Despite being an extrovert, I really don’t like talking to people on airplanes. I’m not sure if it’s fatigue or my irrational anger toward those who order tomato juice, but I like to put on headphones and pretend that I am not sitting so close to complete strangers.
This Thursday, I had the middle seat next to someone who did not share my approach. Before taking her seat, a self-proclaimed "Southern belle" asked me how often I flew. This was only the second time in her 26 years of life and she was nervous. She asked what I did for a living. I answered briefly, "consultant for the Catholic Church." Her overly expressive face displayed a look of confusion as to what to say next. "Well, we all need Jesus, don’t we?" I nodded and smiled, suddenly aware of the other passengers beginning to listen.

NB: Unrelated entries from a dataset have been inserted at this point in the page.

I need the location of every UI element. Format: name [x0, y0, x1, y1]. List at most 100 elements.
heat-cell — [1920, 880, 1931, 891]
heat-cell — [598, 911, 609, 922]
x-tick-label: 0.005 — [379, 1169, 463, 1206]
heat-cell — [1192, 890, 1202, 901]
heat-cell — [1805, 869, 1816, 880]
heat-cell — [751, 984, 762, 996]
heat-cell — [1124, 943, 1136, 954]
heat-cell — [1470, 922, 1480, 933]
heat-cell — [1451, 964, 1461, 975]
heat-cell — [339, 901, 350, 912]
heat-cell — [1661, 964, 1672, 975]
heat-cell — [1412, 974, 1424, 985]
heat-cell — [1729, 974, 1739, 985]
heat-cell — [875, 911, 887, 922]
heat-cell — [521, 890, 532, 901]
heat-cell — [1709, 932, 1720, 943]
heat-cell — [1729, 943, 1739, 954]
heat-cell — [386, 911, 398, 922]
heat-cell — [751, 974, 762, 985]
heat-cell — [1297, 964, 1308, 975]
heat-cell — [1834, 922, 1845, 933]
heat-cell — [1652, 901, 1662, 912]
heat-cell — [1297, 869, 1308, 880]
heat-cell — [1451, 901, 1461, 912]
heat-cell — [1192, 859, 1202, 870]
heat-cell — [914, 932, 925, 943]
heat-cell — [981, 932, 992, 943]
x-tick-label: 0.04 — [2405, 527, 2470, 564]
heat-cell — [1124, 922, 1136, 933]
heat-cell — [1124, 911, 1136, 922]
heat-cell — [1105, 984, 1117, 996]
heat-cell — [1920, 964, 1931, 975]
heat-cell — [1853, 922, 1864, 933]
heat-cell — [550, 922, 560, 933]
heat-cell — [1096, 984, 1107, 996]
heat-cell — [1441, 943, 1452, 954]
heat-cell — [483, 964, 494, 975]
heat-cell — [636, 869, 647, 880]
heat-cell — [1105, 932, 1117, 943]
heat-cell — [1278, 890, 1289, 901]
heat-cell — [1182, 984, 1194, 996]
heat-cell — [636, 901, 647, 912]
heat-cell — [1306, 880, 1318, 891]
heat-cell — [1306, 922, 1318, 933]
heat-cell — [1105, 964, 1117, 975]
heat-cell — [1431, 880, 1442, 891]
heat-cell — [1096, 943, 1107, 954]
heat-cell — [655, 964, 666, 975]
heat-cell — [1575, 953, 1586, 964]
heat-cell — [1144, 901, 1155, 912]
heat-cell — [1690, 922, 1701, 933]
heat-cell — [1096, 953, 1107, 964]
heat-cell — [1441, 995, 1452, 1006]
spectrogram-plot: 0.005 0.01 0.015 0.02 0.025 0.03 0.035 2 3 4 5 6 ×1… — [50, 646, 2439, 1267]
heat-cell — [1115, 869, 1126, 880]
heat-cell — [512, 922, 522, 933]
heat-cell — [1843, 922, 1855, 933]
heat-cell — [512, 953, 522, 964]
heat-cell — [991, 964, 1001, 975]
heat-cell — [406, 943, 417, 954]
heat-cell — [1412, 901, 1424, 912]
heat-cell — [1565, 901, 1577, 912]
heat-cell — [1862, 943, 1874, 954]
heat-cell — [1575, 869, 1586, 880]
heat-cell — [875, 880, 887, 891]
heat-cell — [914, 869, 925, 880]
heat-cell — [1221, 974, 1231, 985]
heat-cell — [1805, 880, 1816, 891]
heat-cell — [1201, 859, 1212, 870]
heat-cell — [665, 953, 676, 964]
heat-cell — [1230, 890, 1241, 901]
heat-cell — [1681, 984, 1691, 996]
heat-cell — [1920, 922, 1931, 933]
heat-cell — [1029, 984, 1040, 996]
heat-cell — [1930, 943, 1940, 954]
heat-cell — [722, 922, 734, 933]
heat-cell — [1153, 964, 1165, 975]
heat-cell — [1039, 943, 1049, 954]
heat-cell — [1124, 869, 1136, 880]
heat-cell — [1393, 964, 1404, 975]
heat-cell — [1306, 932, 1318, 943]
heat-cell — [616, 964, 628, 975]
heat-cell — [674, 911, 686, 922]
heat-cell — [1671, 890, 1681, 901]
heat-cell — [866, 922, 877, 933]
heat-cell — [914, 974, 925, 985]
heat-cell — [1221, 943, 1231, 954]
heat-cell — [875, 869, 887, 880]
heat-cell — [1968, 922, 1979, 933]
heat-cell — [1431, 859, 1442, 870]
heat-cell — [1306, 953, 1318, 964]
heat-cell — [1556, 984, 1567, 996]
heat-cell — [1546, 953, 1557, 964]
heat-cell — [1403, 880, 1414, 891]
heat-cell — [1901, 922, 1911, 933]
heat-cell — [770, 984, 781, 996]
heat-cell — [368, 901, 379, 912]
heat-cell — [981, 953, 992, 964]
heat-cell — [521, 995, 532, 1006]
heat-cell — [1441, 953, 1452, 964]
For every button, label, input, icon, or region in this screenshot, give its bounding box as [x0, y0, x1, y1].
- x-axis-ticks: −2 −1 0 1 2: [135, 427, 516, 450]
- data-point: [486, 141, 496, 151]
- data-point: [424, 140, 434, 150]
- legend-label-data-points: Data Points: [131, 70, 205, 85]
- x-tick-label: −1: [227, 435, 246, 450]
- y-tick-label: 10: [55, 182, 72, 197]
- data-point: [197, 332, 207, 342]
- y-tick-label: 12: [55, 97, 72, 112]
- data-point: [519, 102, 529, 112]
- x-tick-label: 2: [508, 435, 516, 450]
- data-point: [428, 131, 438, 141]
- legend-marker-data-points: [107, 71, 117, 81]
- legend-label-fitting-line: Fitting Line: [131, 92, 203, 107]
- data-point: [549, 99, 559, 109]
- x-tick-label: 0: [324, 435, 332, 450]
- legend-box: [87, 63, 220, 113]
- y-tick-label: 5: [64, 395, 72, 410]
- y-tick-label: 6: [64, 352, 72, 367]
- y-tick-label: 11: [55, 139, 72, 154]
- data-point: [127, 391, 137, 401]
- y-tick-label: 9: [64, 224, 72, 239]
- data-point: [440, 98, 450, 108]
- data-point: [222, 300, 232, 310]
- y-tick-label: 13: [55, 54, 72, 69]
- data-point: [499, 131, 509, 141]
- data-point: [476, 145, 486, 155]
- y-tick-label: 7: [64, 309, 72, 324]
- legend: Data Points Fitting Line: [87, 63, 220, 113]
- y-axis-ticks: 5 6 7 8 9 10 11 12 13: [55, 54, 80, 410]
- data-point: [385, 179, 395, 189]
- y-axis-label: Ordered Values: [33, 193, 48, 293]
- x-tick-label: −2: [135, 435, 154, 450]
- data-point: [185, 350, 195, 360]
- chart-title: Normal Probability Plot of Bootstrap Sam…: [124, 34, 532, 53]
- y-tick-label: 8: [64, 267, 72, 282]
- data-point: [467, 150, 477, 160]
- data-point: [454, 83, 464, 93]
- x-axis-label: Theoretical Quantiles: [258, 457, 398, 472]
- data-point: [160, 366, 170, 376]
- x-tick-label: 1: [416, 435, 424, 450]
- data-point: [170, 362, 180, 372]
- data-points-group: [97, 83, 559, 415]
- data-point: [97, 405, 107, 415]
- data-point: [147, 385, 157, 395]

Even louder, she said, "Alright then, we better say a prayer to make sure we make it home." Looking straight ahead, I gave a polite chuckle in response. "Well go ahead," she said. The passenger on the other side of me was now unabashedly staring. I regularly give presentations to hundreds of people and I lead prayer pretty frequently. But, at that moment, I was embarrassed. Ultimately, I offered a simple petition for the flight and our nerves to be calm. While my travel companion thought I was asking God to calm her nerves – I was really asking for help with my own.
Disappointed in how I felt, I reflected about it the entire rest of the flight. Why was this situation different? How much of my daily experience might just be giving witness to other witnesses? What gave this young adult the confidence to invite a stranger to pray with her? And lastly, how many opportunities am I missing to share the peace of our Lord with those who may be afraid of more than just flying? After all, as my new friend said, "we all need Jesus." Blessings on the witness you can give this week.